Kirana terus menangis sepanjang perjalanan menuju hotel. Surya sengaja memilih diam, karena percuma saja mengatakan sesuatu sekarang. Tidak akan berhasil menenangkan. Kirana hanya akan terus menangis, tanpa mendengarkannya sama sekali. Membiarkan Kirana saat ini adalah satu-satunya cara yang bisa Surya lakukan untuk menjaga emosi Kirana yang carut marut tak karuan.
Setelah masuk ke dalam kamar hotel. Kirana membenamkan diri dalam selimut dan kembali menangis tersedu-sedu. Sementara Surya setia menemani. Sesekali Surya menepuk pundak Kirana untuk menenangkan. Tanpa berkata apa pun.
Setelah air mata terkuras habis. Kirana bangkit menyenderkan tubuh di ranjang dan menyeka sisa-sisa air mata di kedua pipinya. Surya mengambil air minum di atas nakas dan memberikannya pada Kirana.
“Minumlah dulu Kirana. Supaya kamu lebih tenang.”
“Hem,” Kirana meraih gelas dan meminum air putih dingin itu barang seteguk saja.
"Siapa dia Kirana?" tanya Surya hati-hati.
"Dia adalah pria yang selama ini aku rindukan Surya."
"Lalu kenapa kamu menangis setelah bertemu dengannya?" tanya Surya lagi.
"Dia yang kuanggap sebagai malaikat pelindungku. Ternyata tak lain hanya seorang pendusta Surya," ujar Kirana penuh kekesalan.
Surya terdiam, bingung harus seperti apa menanggapi jawaban Kirana barusan.
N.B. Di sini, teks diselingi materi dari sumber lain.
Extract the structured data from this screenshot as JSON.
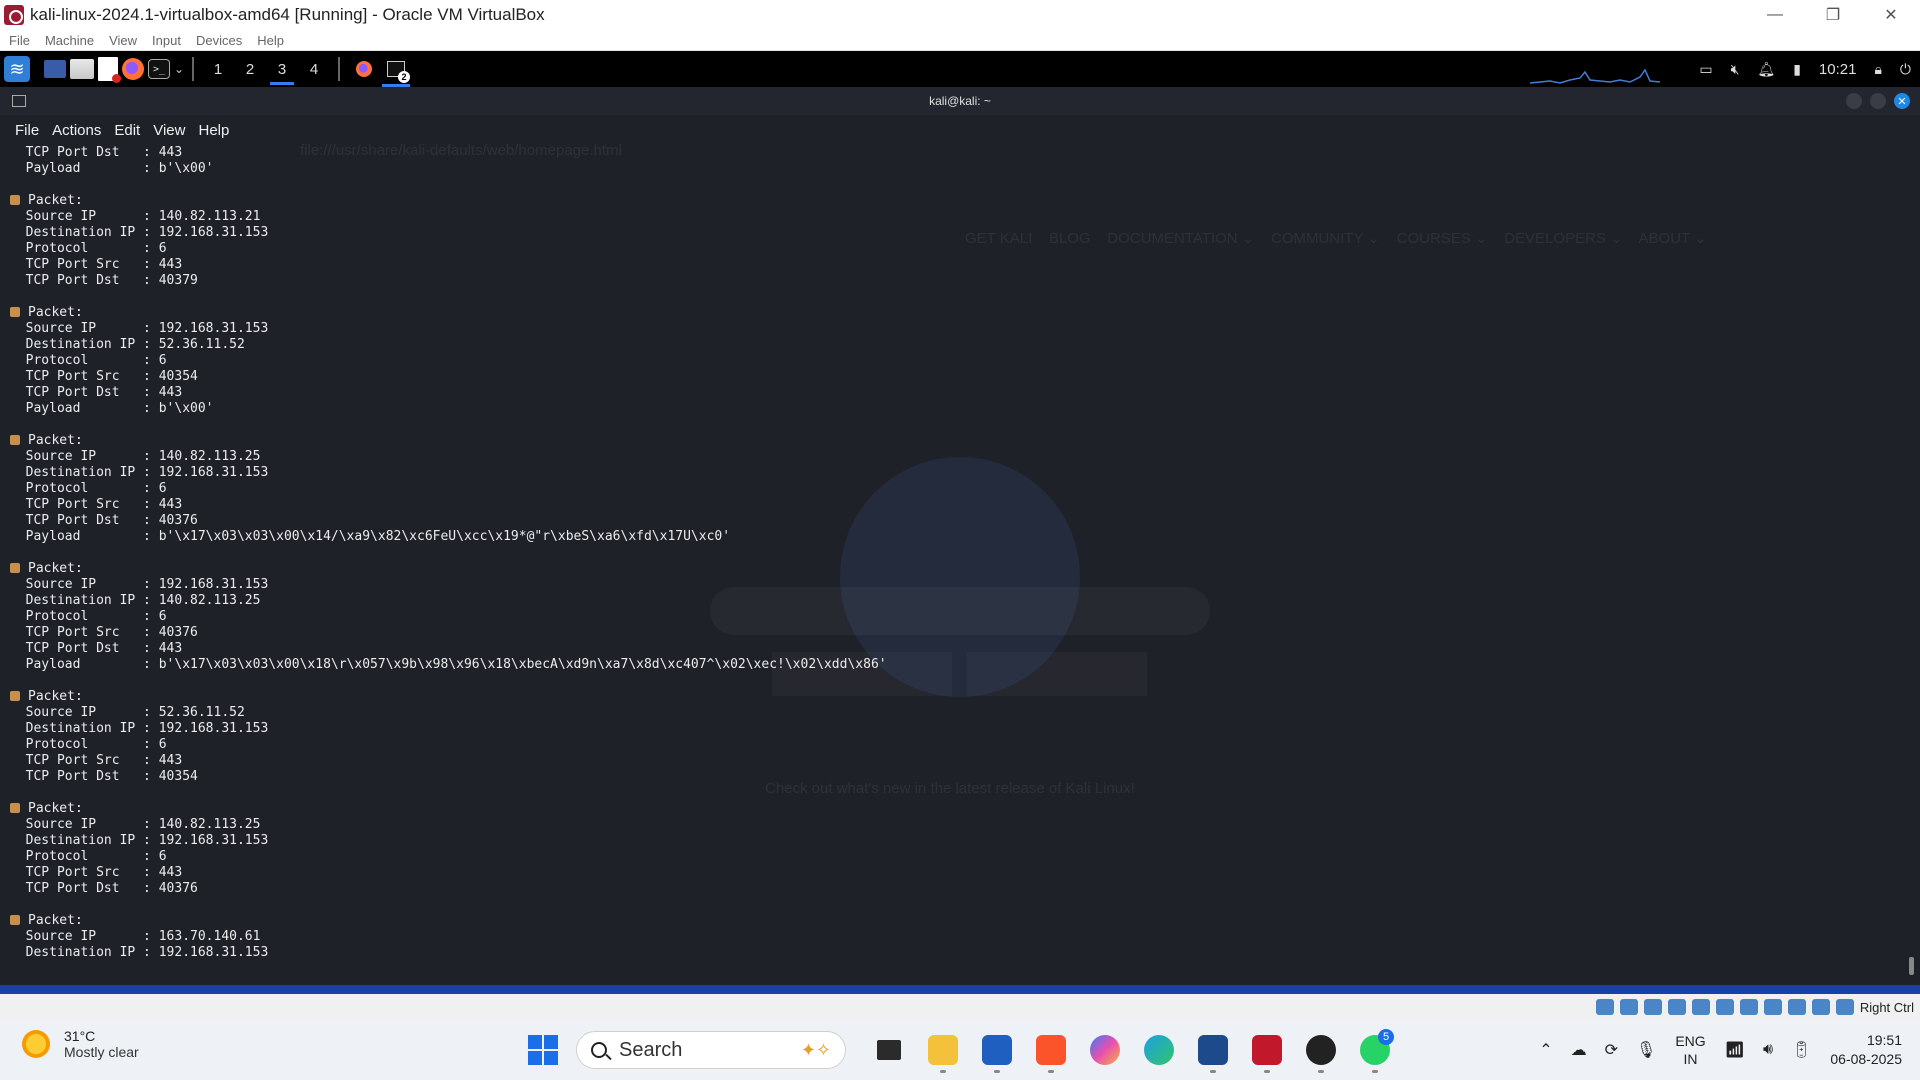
{
  "window": {
    "title": "kali-linux-2024.1-virtualbox-amd64 [Running] - Oracle VM VirtualBox",
    "controls": [
      "—",
      "❐",
      "✕"
    ]
  },
  "vbox_menu": [
    "File",
    "Machine",
    "View",
    "Input",
    "Devices",
    "Help"
  ],
  "kali_panel": {
    "workspaces": [
      "1",
      "2",
      "3",
      "4"
    ],
    "active_workspace": "3",
    "terminal_task_count": "2",
    "clock": "10:21"
  },
  "terminal": {
    "title": "kali@kali: ~",
    "menu": [
      "File",
      "Actions",
      "Edit",
      "View",
      "Help"
    ]
  },
  "background_browser_ghost": {
    "url": "file:///usr/share/kali-defaults/web/homepage.html",
    "nav": [
      "GET KALI",
      "BLOG",
      "DOCUMENTATION ⌄",
      "COMMUNITY ⌄",
      "COURSES ⌄",
      "DEVELOPERS ⌄",
      "ABOUT ⌄"
    ],
    "tagline": "Check out what's new in the latest release of Kali Linux!"
  },
  "output": {
    "head": [
      {
        "k": "TCP Port Dst",
        "v": "443"
      },
      {
        "k": "Payload",
        "v": "b'\\x00'"
      }
    ],
    "packets": [
      {
        "label": "Packet:",
        "fields": [
          {
            "k": "Source IP",
            "v": "140.82.113.21"
          },
          {
            "k": "Destination IP",
            "v": "192.168.31.153"
          },
          {
            "k": "Protocol",
            "v": "6"
          },
          {
            "k": "TCP Port Src",
            "v": "443"
          },
          {
            "k": "TCP Port Dst",
            "v": "40379"
          }
        ]
      },
      {
        "label": "Packet:",
        "fields": [
          {
            "k": "Source IP",
            "v": "192.168.31.153"
          },
          {
            "k": "Destination IP",
            "v": "52.36.11.52"
          },
          {
            "k": "Protocol",
            "v": "6"
          },
          {
            "k": "TCP Port Src",
            "v": "40354"
          },
          {
            "k": "TCP Port Dst",
            "v": "443"
          },
          {
            "k": "Payload",
            "v": "b'\\x00'"
          }
        ]
      },
      {
        "label": "Packet:",
        "fields": [
          {
            "k": "Source IP",
            "v": "140.82.113.25"
          },
          {
            "k": "Destination IP",
            "v": "192.168.31.153"
          },
          {
            "k": "Protocol",
            "v": "6"
          },
          {
            "k": "TCP Port Src",
            "v": "443"
          },
          {
            "k": "TCP Port Dst",
            "v": "40376"
          },
          {
            "k": "Payload",
            "v": "b'\\x17\\x03\\x03\\x00\\x14/\\xa9\\x82\\xc6FeU\\xcc\\x19*@\"r\\xbeS\\xa6\\xfd\\x17U\\xc0'"
          }
        ]
      },
      {
        "label": "Packet:",
        "fields": [
          {
            "k": "Source IP",
            "v": "192.168.31.153"
          },
          {
            "k": "Destination IP",
            "v": "140.82.113.25"
          },
          {
            "k": "Protocol",
            "v": "6"
          },
          {
            "k": "TCP Port Src",
            "v": "40376"
          },
          {
            "k": "TCP Port Dst",
            "v": "443"
          },
          {
            "k": "Payload",
            "v": "b'\\x17\\x03\\x03\\x00\\x18\\r\\x057\\x9b\\x98\\x96\\x18\\xbecA\\xd9n\\xa7\\x8d\\xc407^\\x02\\xec!\\x02\\xdd\\x86'"
          }
        ]
      },
      {
        "label": "Packet:",
        "fields": [
          {
            "k": "Source IP",
            "v": "52.36.11.52"
          },
          {
            "k": "Destination IP",
            "v": "192.168.31.153"
          },
          {
            "k": "Protocol",
            "v": "6"
          },
          {
            "k": "TCP Port Src",
            "v": "443"
          },
          {
            "k": "TCP Port Dst",
            "v": "40354"
          }
        ]
      },
      {
        "label": "Packet:",
        "fields": [
          {
            "k": "Source IP",
            "v": "140.82.113.25"
          },
          {
            "k": "Destination IP",
            "v": "192.168.31.153"
          },
          {
            "k": "Protocol",
            "v": "6"
          },
          {
            "k": "TCP Port Src",
            "v": "443"
          },
          {
            "k": "TCP Port Dst",
            "v": "40376"
          }
        ]
      },
      {
        "label": "Packet:",
        "fields": [
          {
            "k": "Source IP",
            "v": "163.70.140.61"
          },
          {
            "k": "Destination IP",
            "v": "192.168.31.153"
          }
        ]
      }
    ]
  },
  "vbox_status": {
    "host_key": "Right Ctrl"
  },
  "taskbar": {
    "weather_temp": "31°C",
    "weather_cond": "Mostly clear",
    "search_label": "Search",
    "whatsapp_badge": "5",
    "lang_top": "ENG",
    "lang_bottom": "IN",
    "time": "19:51",
    "date": "06-08-2025"
  }
}
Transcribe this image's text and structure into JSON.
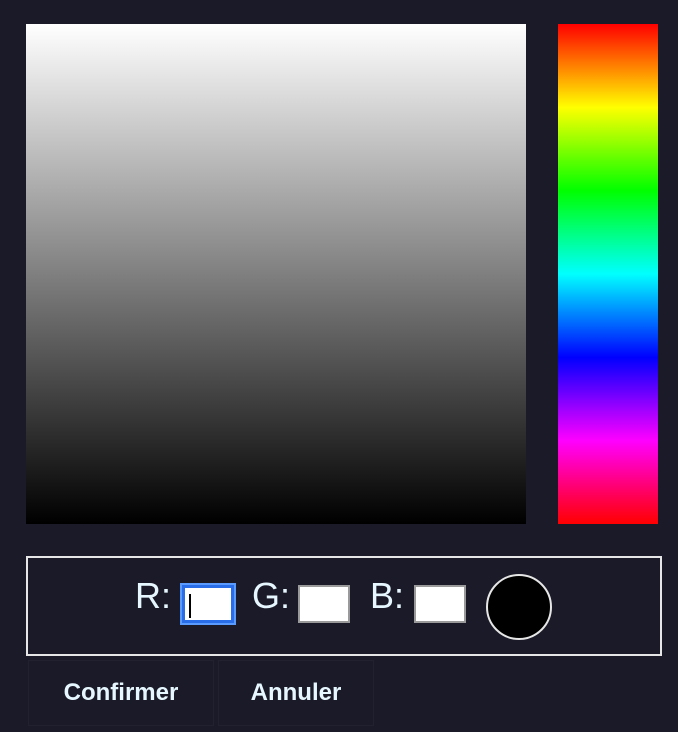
{
  "color_picker": {
    "fields": {
      "r": {
        "label": "R:",
        "value": ""
      },
      "g": {
        "label": "G:",
        "value": ""
      },
      "b": {
        "label": "B:",
        "value": ""
      }
    },
    "preview_color": "#000000"
  },
  "actions": {
    "confirm_label": "Confirmer",
    "cancel_label": "Annuler"
  }
}
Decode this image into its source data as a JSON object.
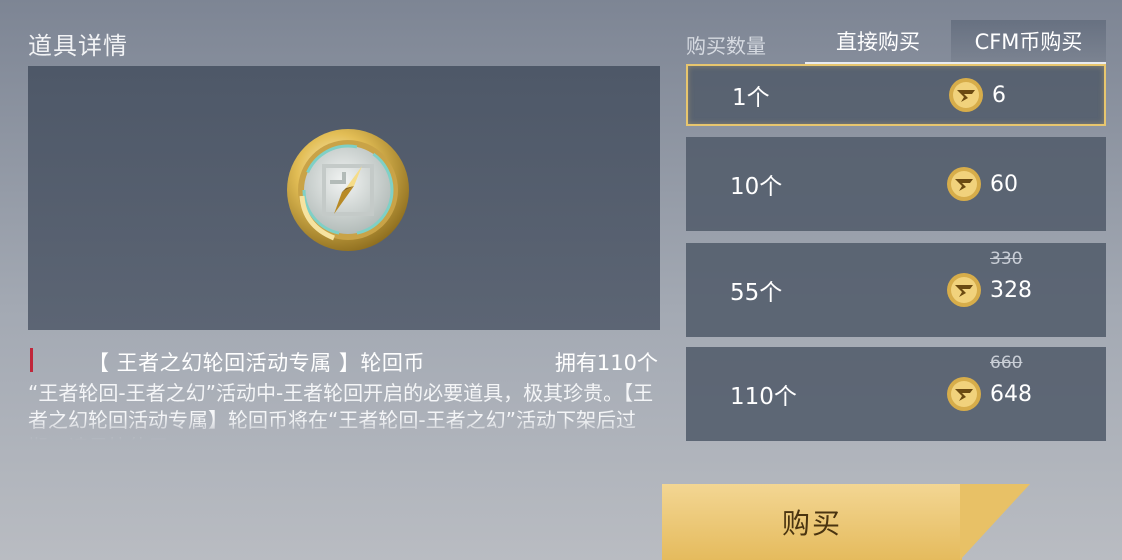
{
  "header": {
    "title": "道具详情"
  },
  "item": {
    "name": "【 王者之幻轮回活动专属 】轮回币",
    "owned": "拥有110个",
    "description": "“王者轮回-王者之幻”活动中-王者轮回开启的必要道具，极其珍贵。【王者之幻轮回活动专属】轮回币将在“王者轮回-王者之幻”活动下架后过期，请尽快使用。",
    "icon": "compass-coin-icon"
  },
  "purchase": {
    "qty_header": "购买数量",
    "tabs": [
      {
        "label": "直接购买",
        "active": false
      },
      {
        "label": "CFM币购买",
        "active": true
      }
    ],
    "options": [
      {
        "qty": "1个",
        "price": "6",
        "original_price": "",
        "selected": true
      },
      {
        "qty": "10个",
        "price": "60",
        "original_price": "",
        "selected": false
      },
      {
        "qty": "55个",
        "price": "328",
        "original_price": "330",
        "selected": false
      },
      {
        "qty": "110个",
        "price": "648",
        "original_price": "660",
        "selected": false
      }
    ],
    "currency_icon": "cfm-coin-icon",
    "buy_label": "购买"
  },
  "colors": {
    "accent_gold": "#e8c66e",
    "panel": "#525c6b",
    "marker_red": "#c0263a"
  }
}
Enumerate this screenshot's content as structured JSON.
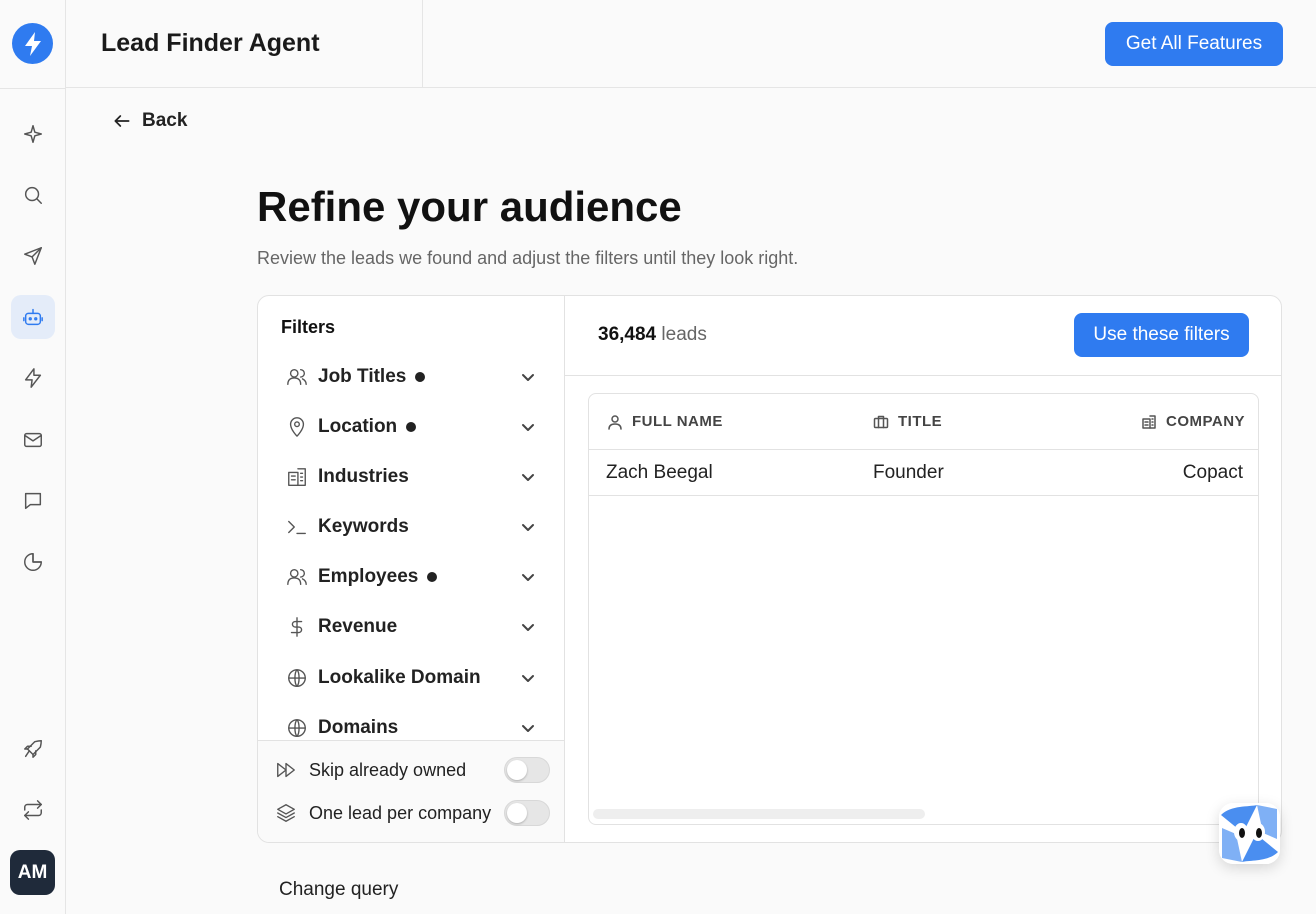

Apakah harus bertanya lebih dalam atau menunggu Kirana menceritakan kisahnya. Surya memilih yang kedua. Dia berusaha sabar dan menahan emosi, meski sebenarnya sangatlah penasaran dengan pria blasteran tadi.
"Dia menutupi fakta perihal kematian keluargaku. Aku pikir selama ini ayah, mamah dan adik kecilku mati karena kelalaian seorang pengemudi. Tapi ternyata kecelakaan itu adalah sebuah kesengajaan yang disebabkan oleh anak buah ayah pria pengecut tadi. Dengan dalil demi menyelamatkan atasan dan perusahaannya," Kirana perlahan-lahan menceritakan segala kisahnya pada Surya.
Surya memperhatikan dengan seksama setiap bait yang diceritakan Kirana. Sesekali Surya menyeka air mata yang kembali mengucur dari sudut kedua mata gadis yang ingin sekali dia bahagiakan ini.
Surya menegaskan rahang dan kedua tangannya membentuk kepalan mendengar sikap pengecut seorang pria bernama Naendro Sabian.
Setelah Kirana menceritakan semua kisahnya dan merasa sedikit lega. Kirana akhirnya memejamkan mata di bawah selimut hangatnya.
"Tidurlah Kirana. Aku akan pergi sebentar," ujar Surya lalu mengecup kening Kirana.
****
Derap langkah berat Surya menggema di ruang galeri yang tidak banyak dikunjungi orang saat itu. Semua orang asyik mengamati lukisan. Sementara Surya mengedarkan pandangan menyapu seluruh ruangan mencari keberadaan pria yang bernama Bian.
Surya masuk semakin dalam ke galeri dan menemukan pintu khusus untuk staf yang bekerja galeri itu. Surya masuk dan menemukan Bian sedang memukul-mukul kening dengan kepalan tangannya. Bian terlihat begitu kusut dan frustrasi setelah menceritakan semuanya pada Kirana.
Surya berjalan cepat ke arah Bian. Lalu menjerat kerah bajunya dengan kuat. Tubuh Bian menegang dalam cengkeraman tangan Surya.
"Pengecut," ujar Surya seraya melayangkan satu tonjokan keras ke rahang Bian.
Bian tersungkur di lantai. Mengusap darah yang keluar dari mulutnya. Bian ingat pria ini adalah pria yang bersama Kirana tadi. Dia mendelik pada pria yang memberi tonjokkan keras padanya.
"Siapa kau?" tanya Bian.
Bian berdiri dan menatap tajam pria di hadapannya.
“Kau tak perlu tahu siapa aku. Kau hanya perlu mempersiapkan diri untuk menerima pelajaran dariku. Sebagai hukuman atas sikap pengecutmu itu.”
“Apa kau kekasih Kirana?"
“Apa pedulimu," sahut Surya ketus.
“Jika benar. Aku mohon bahagiakanlah dia,” ujar Bian.
Surya berdengus tak percaya dengan apa yang di dengarnya barusan.